The project has two more hurdles to clear this year. It seeks rezoning approval from the county’s Planning Commission on Nov. 8, before heading back to the Board of Supervisors for a final vote in December. 

Yet the fates of those votes are far from certain. Democratic County Supervisor Chair At-Large Ann Wheeler, who voted in favor of the project last November, lost her primary bid to first-time candidate Deshundra Jefferson back in June, due in part to Wheeler’s support of data centers, per The Post. Jefferson has voiced skepticism of Digital Gateway, and of data center development in general, as has her Republican opponent, Jeanine Lawson. The winner of that race will be decided Nov. 7, though Wheeler will remain in office until the new year.

Sen. Petersen also lost his primary bid in June to Saddam Salim, a first-generation immigrant and political activist. 

No matter the results of the upcoming elections, the debate around data centers in the commonwealth isn’t going away anytime soon. 

Aside from Digital Gateway, Amazon Web Services and Gov. Glenn Youngkin announced earlier this year plans to invest $35 billion to expand Amazon’s data center footprint in the state by 2040, in a move drawing resistance from critics who say that the tech giant was already fumbling on its green energy commitments. 

Amazon officially opened its second headquarters in Arlington in June, which it said will be one of the most environmentally-friendly developments in the region.

Virginia-based developer Stanley Martin also hopes to build approximately 4.2 million square feet of new data centers in Prince William County, via another controversial project dubbed Devlin Technology Park.

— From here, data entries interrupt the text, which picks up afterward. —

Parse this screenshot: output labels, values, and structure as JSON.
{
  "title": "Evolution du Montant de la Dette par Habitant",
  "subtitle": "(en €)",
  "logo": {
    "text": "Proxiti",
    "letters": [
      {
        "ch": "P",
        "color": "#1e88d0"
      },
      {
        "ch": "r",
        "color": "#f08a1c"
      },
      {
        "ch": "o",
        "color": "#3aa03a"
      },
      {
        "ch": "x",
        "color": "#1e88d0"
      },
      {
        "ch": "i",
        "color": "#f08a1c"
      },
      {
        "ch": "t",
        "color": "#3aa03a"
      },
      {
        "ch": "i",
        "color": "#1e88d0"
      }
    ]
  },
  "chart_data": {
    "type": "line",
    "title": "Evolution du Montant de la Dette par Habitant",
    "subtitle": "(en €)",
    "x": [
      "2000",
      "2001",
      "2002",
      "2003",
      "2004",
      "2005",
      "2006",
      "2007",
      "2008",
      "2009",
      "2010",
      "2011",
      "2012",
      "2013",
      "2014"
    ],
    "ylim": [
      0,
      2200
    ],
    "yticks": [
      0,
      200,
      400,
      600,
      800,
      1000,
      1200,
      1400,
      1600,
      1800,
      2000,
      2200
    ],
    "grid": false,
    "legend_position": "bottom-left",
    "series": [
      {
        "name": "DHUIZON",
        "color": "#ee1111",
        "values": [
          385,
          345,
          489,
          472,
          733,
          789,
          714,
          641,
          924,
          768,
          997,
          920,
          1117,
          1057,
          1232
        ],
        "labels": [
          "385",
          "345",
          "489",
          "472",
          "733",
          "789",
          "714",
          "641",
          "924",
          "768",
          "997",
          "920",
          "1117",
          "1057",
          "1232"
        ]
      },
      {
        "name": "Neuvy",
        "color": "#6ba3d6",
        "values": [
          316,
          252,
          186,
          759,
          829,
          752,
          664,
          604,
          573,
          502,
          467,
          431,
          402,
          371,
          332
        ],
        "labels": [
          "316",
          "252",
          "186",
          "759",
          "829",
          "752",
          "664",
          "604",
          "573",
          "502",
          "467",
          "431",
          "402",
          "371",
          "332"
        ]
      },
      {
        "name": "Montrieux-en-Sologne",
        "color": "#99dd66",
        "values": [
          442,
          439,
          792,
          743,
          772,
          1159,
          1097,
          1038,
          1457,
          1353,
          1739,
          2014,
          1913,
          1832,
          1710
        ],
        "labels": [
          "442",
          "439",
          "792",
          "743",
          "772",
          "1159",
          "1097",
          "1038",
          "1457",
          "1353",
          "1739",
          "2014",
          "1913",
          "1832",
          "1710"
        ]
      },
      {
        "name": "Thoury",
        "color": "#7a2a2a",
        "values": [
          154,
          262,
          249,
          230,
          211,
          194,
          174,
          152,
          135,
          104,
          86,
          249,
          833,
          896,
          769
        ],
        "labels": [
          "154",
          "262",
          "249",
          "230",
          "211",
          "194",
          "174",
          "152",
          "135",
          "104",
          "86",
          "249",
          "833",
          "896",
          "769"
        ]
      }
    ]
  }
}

Yet back in March, the company deferred a vote on its rezoning requests for the project indefinitely, according to Bristow Beat.

Phil Abraham, legislative counsel for the Virginia Association for Commercial Real Estate (VACRE), said that the upcoming election is important on the state level, as it will determine which party has control of the legislative bodies. Republicans narrowly control the House of Delegates, as well as the governorship, while Democrats narrowly control the state Senate.

The entire state General Assembly, with its 100 House seats and 40 Senate seats, is up for grabs this year.

“There’s going to be a huge turnover of seats and committee leadership in the General Assembly this year because of primary results and retirements,” Abraham said. “But control of both houses is going to be close. I’d be stunned if there was more than a three-vote majority in the House and two in the Senate.”

Yet the fate of future data center development in the state does not necessarily fall on party lines. Although Democrats are generally considered pro-environment, and Republicans are considered pro-business, Abraham and Miller said that support for the facilities in Virginia is often based on locality rather than party affiliation.